Спала Валя опять плохо, но на следующий день, превозмогая себя, встала пораньше и особенно тщательно занялась своей внешностью. Затем отвела ребят в садик и, как ни в чем не бывало, занялась обычными для трудового дня хлопотами. Она вся подобралась, сделалась до омерзения трезвой, холодной, злой на весь свет и была готова к чему угодно.
В полдень ее позвали к телефону, но это был еще не тот звонок, которого она ждала. В ответ на ее нарочито робкое «алло?» из трубки вылетел и вцепился ей в ухо разъяренный дискант радиожурналиста Бореньки.
— Ну, спасибо! Удружила! — повизгивая, орал он, так явно брызгая там где-то слюной, что Валентина инстинктивно отодвинулась от трубки. — Тебе что — понадобилось, чтобы меня с работы выгнали?!
— В чем дело, Боренька? — невинно спросила она. — Что такое стряслось?

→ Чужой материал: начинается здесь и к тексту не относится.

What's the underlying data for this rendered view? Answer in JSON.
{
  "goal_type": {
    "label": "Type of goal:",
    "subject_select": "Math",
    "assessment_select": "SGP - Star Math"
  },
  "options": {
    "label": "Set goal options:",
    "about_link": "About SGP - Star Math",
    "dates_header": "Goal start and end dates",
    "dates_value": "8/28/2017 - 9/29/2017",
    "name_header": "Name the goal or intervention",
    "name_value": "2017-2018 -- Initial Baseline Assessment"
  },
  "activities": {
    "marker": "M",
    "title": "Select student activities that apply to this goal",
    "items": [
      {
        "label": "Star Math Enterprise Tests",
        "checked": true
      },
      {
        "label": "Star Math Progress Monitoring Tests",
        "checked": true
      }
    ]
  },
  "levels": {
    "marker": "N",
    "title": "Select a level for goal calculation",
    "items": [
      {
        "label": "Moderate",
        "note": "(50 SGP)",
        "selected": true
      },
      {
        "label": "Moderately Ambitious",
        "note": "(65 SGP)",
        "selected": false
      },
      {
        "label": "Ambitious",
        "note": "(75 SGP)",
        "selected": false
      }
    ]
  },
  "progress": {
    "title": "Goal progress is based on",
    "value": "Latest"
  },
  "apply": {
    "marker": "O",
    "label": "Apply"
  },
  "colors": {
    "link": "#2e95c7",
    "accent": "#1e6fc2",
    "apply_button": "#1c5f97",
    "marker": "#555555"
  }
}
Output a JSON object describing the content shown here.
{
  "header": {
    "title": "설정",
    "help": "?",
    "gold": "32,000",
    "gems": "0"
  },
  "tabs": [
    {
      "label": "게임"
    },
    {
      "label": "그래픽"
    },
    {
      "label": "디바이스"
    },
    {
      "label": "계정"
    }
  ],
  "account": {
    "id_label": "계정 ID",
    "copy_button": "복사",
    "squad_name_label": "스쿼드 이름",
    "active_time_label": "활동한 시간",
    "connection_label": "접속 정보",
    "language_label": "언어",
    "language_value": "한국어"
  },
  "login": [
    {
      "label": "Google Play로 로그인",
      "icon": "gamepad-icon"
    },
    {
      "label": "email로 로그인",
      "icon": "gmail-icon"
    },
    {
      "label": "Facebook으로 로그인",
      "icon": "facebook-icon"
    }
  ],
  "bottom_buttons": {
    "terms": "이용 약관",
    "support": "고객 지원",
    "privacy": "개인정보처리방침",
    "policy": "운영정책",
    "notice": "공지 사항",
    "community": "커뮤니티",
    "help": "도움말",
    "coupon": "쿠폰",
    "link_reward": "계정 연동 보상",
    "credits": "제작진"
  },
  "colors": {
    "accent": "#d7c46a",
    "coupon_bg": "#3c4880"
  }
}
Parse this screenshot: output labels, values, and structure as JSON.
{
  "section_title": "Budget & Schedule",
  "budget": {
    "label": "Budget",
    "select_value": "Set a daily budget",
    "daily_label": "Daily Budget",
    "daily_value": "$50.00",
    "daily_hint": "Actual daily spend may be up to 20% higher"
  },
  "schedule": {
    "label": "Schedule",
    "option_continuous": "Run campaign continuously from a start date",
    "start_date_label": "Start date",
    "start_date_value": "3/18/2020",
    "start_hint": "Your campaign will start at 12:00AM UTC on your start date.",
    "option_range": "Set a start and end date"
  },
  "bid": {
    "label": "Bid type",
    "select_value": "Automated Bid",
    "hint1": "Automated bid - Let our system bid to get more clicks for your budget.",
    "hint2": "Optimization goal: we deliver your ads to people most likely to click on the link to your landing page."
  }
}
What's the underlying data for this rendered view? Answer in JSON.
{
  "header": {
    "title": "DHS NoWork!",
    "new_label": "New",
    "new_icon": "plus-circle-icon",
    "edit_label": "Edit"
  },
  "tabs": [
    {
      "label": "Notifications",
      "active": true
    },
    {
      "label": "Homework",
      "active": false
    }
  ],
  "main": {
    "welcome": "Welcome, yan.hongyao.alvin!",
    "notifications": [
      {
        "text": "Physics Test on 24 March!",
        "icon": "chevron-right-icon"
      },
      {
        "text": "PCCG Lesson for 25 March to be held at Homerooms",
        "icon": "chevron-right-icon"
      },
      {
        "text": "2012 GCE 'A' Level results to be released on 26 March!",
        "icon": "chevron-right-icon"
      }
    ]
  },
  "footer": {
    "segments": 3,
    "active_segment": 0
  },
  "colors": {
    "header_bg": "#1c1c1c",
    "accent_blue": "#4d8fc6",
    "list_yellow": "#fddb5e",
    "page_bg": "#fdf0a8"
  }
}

— Не придуривайся! Постыдилась бы! Вот привлекут за ложные данные — тогда узнаешь, в чем дело! И как у тебя, проклятой, совести-то хватило…
Тут Боренька бросил трубку, так и не услышав разнообразных соображений о совести, которые как раз собиралась высказать его собеседница.
Валя вернулась за стойку огорченная: растрачивать впустую боевой задор ей никак не хотелось. Слава богу, этим звонком дело не ограничилось. Полчаса спустя в буфет заглянул растерянный завклубом.
— Валентина, тебя к начальнику пароходства требуют. Срочно! Что ты опять такое выкинула, горюшко ты мое?
Валя вспыхнула радостью.
— Вы не беспокойтесь, Петр Петрович, — успокаивала она добродушного морского волка в отставке. — И не расстраивайтесь понапрасну: это вовсе даже не служебное дело, а личное.
— Личное? — недоверчиво протянул тот. — Опомнись, вертушка, что у тебя может быть с Гарустовым личного?!